- 26. November 2021

Arbeitsunfähigkeitsbescheinigung (eAU): Schritt für Schritt in Richtung Digitalisierung

Ganze 77 Millionen Arbeitsunfähigkeiten werden jedes Jahr festgestellt. Eine Krankmeldung geht bis dato mit drei Papierbescheinigungen einher: Ein Exemplar für die Versicherten, eines für die Arbeitgeber sowie eines für die Krankenkassen. In Zukunft soll dieses Verfahren digitalisiert werden und so dabei helfen, sukzessive Bürokratie abzubauen, Tonnen von Papier einzusparen und die Krankmeldung für Arbeitgeber und Erkrankte einfacher zu machen.

Seit dem 01.10.21 wurde mit dem Terminservice- und Versorgungsgesetz (TSVG) die gesetzliche Basis dafür geschaffen, dass Ärztinnen und Ärzte die Arbeitsunfähigkeitsbescheinigungen digital an die Krankenkassen übermitteln. Dabei soll das Formular für die Krankenkassen mittels der sogenannten Telematikinfrastruktur (TI) über den Kommunikationsdienst KIM versendet werden – mit elektronischer Signatur von Ärztin oder Arzt. Der Arbeitgeber fragt die Krankheitszeiten aktiv bei der Krankenkasse an und erfährt, wann die Arbeitsunfähigkeit beginnt und wie lange sie voraussichtlich dauert. Für die Kassen stellt dies einen deutlichen Mehrwert dar. Neben der elektronischen Datenübermittlung müssen Ärztinnen und Ärzte bis 30.06.22 übergangsweise Papierbescheinigungen ausstellen.

Bereits ab dem 01.01.22 wird DATEV die Pilotierung des eAU-Verfahrens in den Lohnprogrammen unterstützen. Die Arbeitgeber sollen ab dem 01.07.22 ebenfalls Teil des elektronischen Prozesses werden: Geplant ist, dass Arbeitgeber die Daten, die sie benötigen, wenn eine Berechtigung vorliegt, elektronisch bei den Krankenkassen abrufen können. Anschließend übermittelt die Krankenkasse die relevanten Arbeitsunfähigkeitsdaten an den Arbeitgeber. Der Datenaustausch eAU kommt verpflichtend dann zum Einsatz, wenn Arbeitgeber Meldungen über Arbeitsunfähigkeitszeiten von den Krankenkassen anfordern.

Mit dem elektronischen Verfahren gehen wesentliche Vorteile einher: Arbeitsunfähigkeitsmeldungen werden schneller und sicherer medienbruchfrei an Arbeitgeber und Krankenkasse übermittelt, für den Versicherten entfällt die Zustellpflicht an den Arbeitgeber und die Krankenkasse. Bei der Zahlung von Krankengeld erfolgt ein korrekter Ausgleich und im Umlageverfahren nach dem Aufwandsausgleichgesetz. Nebenbei werden Kosten reduziert und die Umwelt geschont.

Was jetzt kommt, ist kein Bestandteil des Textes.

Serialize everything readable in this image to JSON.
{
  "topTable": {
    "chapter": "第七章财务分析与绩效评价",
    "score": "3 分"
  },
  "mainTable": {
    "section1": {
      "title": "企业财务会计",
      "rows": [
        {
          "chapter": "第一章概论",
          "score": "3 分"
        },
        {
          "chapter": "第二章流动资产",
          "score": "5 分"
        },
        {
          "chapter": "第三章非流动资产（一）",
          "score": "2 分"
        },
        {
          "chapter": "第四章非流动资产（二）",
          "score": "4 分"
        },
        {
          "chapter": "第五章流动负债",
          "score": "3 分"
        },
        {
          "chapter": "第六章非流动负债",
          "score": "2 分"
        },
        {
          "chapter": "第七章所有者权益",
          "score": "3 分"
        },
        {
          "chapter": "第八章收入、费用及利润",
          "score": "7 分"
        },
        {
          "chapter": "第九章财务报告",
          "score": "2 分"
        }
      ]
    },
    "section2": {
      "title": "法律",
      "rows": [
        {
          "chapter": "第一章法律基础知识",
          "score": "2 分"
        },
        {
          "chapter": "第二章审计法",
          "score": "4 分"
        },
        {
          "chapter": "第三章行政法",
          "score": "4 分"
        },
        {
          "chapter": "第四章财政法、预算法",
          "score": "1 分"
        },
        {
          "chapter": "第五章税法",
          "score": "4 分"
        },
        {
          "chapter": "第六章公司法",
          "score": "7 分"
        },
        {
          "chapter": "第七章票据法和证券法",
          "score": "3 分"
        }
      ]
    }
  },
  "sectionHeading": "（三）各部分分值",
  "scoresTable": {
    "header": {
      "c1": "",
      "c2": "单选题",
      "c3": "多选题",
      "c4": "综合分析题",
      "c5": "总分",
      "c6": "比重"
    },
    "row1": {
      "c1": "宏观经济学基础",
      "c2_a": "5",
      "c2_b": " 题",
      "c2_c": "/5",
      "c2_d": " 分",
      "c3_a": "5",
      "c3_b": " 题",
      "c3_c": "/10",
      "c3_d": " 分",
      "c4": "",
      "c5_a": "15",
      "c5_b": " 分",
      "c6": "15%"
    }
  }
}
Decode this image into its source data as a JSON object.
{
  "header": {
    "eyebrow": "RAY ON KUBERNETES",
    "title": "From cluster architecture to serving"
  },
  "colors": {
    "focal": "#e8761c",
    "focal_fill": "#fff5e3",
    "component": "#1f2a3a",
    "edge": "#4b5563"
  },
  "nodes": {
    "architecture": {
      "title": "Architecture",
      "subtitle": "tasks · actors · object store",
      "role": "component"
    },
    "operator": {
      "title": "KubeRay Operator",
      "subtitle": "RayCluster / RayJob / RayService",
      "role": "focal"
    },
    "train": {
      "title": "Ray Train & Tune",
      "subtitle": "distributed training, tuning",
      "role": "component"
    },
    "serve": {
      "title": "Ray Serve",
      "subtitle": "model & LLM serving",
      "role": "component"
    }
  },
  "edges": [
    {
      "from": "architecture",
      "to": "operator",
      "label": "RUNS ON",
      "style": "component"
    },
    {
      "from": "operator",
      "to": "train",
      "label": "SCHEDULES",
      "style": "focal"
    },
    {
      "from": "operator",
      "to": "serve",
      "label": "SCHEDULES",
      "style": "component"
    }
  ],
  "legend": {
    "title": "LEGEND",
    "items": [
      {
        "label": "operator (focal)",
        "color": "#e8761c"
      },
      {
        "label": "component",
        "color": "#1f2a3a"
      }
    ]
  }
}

Rund ist der Prozess zwischen allen Beteiligten bislang jedoch noch nicht. Dass die eAUs für jeden Arbeitnehmer einzeln nach dem Pull-Verfahren geholt werden müssen, ist aufwändig. Zudem sind die eAUs nach der Übermittlung nicht unmittelbar aufrufbar. Umstritten ist zudem wie weit die Technik in Praxen und Krankenkassen in der jetzigen Übergangsphase tatsächlich schon ist. In den Praxen fehle es noch häufig an der notwendigen Ausstattung, an E-Arztausweisen und KIM-Anschlüssen. Dennoch zieht die Betriebsgesellschaft der TI, die gematik, bislang eine positive Bilanz. Am eAU-Test nähmen bisher zahlreiche (Zahn-)Ärzte, Krankenhäuser sowie Krankenkassen teil. Es würden bereits echte eAUs über KIM versandt, geben die Kassen bekannt. Die Kassenärztliche Bundesvereinigung (KBV) zeigt sich unterdessen zurückhaltender und rät den KV-Mitgliedern, sich gut auf die Umstellung vorzubereiten sowie einen geeigneten Termin zu wählen. Insbesondere die Teilnehmerzahl am Feldtest sei bislang noch unzureichend. Auch die Praxissoftware-Anbieter zeigen sich bislang eher skeptisch bezüglich eines reibungslosen eAU-Starts.

Wie die Reise der eAU in Richtung Digitalisierung weitergeht, bleibt abzuwarten. DATEV wird ihre Software selbstverständlich gemäß den gesetzlichen Änderungen anpassen. Die Implementierung in den Lohnprogrammen ab Januar 2022 ist hierbei der erste Schritt.